São Paulo, domingo, 07 de março de 2010

Texto Anterior | Próximo Texto | Índice

CATÁSTROFE NO CHILE

Com armas e paus, chilenos protegem casas

Moradores de áreas abastadas de Concepción se organizam em turnos de vigília para proteger propriedades durante toque de recolher

Segunda maior cidade do Chile foi palco de saques a supermercados e bancos depois de terremoto que arrasou o país no dia 27

JOÃO WAINER
SILVANA ARANTES
ENVIADOS ESPECIAIS A CONCEPCIÓN (CHILE)

Cai a noite sobre Concepción. Sob toque de recolher, instituído depois que supermercados, farmácias, bancos e lojas foram saqueados e destruídos após o terremoto do último dia 27, os moradores das áreas abastadas da segunda maior cidade chilena apuram os ouvidos.
Buzinaços e apitaços são os códigos estabelecidos entre eles para dar o alerta de perigo. O temor que os mantém despertos durante toda a noite é o de que bandos de assaltantes invadam suas casas.
A premissa é que, "como não ficou nada nos supermercados, agora eles virão atrás das nossas coisas", diz Ivan Ortega, enquanto cuida para que não se apague a fogueira que o aquece na barricada improvisada à entrada da rua de sua casa.
Em outro ponto da cidade, um grupo de 11 vizinhos, com a companhia da cadela Tonka, vigia a portaria de seu condomínio. Como ocorre com muitos outros grupos auto-organizados de moradores, aqueles que têm autorização legal para portar armas não se separam mais de seus revólveres.
"Se for necessário, disparamos para matar. Somos nós ou eles", afirma o bombeiro Rodrigo Díaz. Em sinal de aprovação ao "líder" que estabeleceu sua estratégia de segurança privada, os vizinhos em vigília se precipitam a falar. "Os delinquentes estão soltos, e nós estamos presos em nossas casas. Aqui está faltando um Pinochet", diz Alejandro Díaz, referindo-se ao ditador que comandou o regime militar no Chile de 1973 a 1990.
"O terremoto ficou para trás.

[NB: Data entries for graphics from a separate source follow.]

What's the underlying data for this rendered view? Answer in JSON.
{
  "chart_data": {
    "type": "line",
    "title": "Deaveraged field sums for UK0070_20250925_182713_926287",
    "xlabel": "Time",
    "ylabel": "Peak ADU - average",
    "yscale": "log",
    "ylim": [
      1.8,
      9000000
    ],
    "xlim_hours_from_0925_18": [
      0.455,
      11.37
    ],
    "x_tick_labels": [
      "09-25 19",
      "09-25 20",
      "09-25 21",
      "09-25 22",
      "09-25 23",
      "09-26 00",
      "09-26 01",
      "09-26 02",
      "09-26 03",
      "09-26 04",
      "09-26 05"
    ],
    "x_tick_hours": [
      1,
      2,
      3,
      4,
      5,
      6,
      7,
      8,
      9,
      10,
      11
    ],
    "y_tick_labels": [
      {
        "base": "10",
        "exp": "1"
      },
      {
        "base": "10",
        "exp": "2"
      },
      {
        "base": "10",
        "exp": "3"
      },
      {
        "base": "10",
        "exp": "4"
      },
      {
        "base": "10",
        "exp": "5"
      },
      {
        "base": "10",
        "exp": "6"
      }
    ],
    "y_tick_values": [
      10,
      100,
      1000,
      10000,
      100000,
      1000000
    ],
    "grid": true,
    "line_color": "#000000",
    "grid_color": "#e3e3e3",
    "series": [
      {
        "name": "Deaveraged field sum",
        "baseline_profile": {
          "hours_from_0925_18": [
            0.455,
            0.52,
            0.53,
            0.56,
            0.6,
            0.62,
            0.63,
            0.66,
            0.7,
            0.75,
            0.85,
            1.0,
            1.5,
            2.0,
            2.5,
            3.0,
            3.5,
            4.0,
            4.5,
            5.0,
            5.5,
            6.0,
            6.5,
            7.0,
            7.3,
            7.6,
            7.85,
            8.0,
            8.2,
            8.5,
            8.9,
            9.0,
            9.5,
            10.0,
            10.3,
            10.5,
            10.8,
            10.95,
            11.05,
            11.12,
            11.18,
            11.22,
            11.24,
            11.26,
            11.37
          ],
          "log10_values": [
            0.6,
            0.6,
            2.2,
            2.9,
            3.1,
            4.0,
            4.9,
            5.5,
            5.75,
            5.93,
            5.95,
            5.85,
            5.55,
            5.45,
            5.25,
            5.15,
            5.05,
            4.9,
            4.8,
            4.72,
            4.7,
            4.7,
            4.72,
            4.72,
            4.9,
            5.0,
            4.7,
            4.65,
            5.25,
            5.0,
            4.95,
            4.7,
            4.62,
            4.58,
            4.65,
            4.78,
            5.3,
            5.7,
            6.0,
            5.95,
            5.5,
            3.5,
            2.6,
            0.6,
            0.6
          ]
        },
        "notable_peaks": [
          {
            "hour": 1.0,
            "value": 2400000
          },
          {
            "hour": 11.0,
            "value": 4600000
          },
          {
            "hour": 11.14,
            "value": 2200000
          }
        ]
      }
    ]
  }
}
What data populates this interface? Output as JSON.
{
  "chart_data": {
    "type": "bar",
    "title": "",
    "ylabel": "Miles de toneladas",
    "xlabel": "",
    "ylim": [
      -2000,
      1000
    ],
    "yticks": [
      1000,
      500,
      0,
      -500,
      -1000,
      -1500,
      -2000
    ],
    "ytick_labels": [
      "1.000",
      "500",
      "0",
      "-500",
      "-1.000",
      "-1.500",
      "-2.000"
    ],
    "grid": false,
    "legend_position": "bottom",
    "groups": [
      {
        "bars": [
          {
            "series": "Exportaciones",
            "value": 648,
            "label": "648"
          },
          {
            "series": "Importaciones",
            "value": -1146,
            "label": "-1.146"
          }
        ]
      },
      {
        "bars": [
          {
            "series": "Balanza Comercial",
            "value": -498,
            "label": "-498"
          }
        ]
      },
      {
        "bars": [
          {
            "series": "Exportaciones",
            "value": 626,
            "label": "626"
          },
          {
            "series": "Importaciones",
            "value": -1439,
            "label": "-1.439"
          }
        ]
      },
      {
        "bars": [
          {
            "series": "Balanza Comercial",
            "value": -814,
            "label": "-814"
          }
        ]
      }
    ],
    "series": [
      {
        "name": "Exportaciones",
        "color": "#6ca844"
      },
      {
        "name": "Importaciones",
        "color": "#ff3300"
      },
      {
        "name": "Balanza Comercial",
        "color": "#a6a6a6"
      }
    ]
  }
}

Agora, o que nos preocupa é o terremoto social", afirma Fernanda Vera.
Embora esteja apavorado com a perspectiva de uma onda de criminalidade e violência, o grupo não sofreu nenhuma tentativa de assalto. "Mas antes que os militares chegassem, vimos bandos de pessoas andando aqui em frente", conta Cristina Messer.
Foi também a circulação de pessoas estranhas a um condomínio de 50 casas que fez o grupo sob o comando de Enrique Pinto entrincheirar-se. "Eles passavam observando as casas, para voltar e assaltar as que estão vazias", diz Cynthia Delottier, que acompanha os homens atrás da barricada, no primeiro turno da vigília. São três no total, conforme explica Enrique Pinto. "Um grupo vigia das 21h à 1h; outro da 1h às 4h e o último das 4h às 7h". Aqui, a estratégia não é usar armas de fogo, mas sim exibir paus e ferros. "Trabalhamos com a perspectiva da dissuasão. O fato de sermos muitos demonstra que haverá resistência", diz Pinto.
Na noite de anteontem, a barricada montada no início da avenida Alemana, que dá acesso a um bairro de luxo, estava sob o comando de adolescentes desarmados. Até a noite anterior, eram seus pais, armados, que faziam a vigília. "Mas depois que vieram os militares estamos mais tranquilos", diz o estudante Franco Tempio.
O jovem acha que Concepción voltará ao normal "quando o comércio se regularizar". Francisca Gaete, que o ouve, discorda. "Acho que aqui algo mudou para sempre." Para Sofia Yañes, mudou para melhor. "Moro nesse condomínio há anos e não conhecia nenhum deles. Essa tragédia nos fez amigos", afirma.
Enquanto a Folha conversa com os "entrincheirados", um som rompe o silêncio. Não são buzinas nem apitos. A metros dali, um outro grupo em vigília se põe de pé e dedica fortes aplausos a um caminhão que cruza a cidade transportando militares.


Texto Anterior: Vácuo de governo na Nigéria ameaça já frágil estabilidade
Próximo Texto: Frases
Índice



Copyright Empresa Folha da Manhã S/A. Todos os direitos reservados. É proibida a reprodução do conteúdo desta página em qualquer meio de comunicação, eletrônico ou impresso, sem autorização escrita da Folhapress.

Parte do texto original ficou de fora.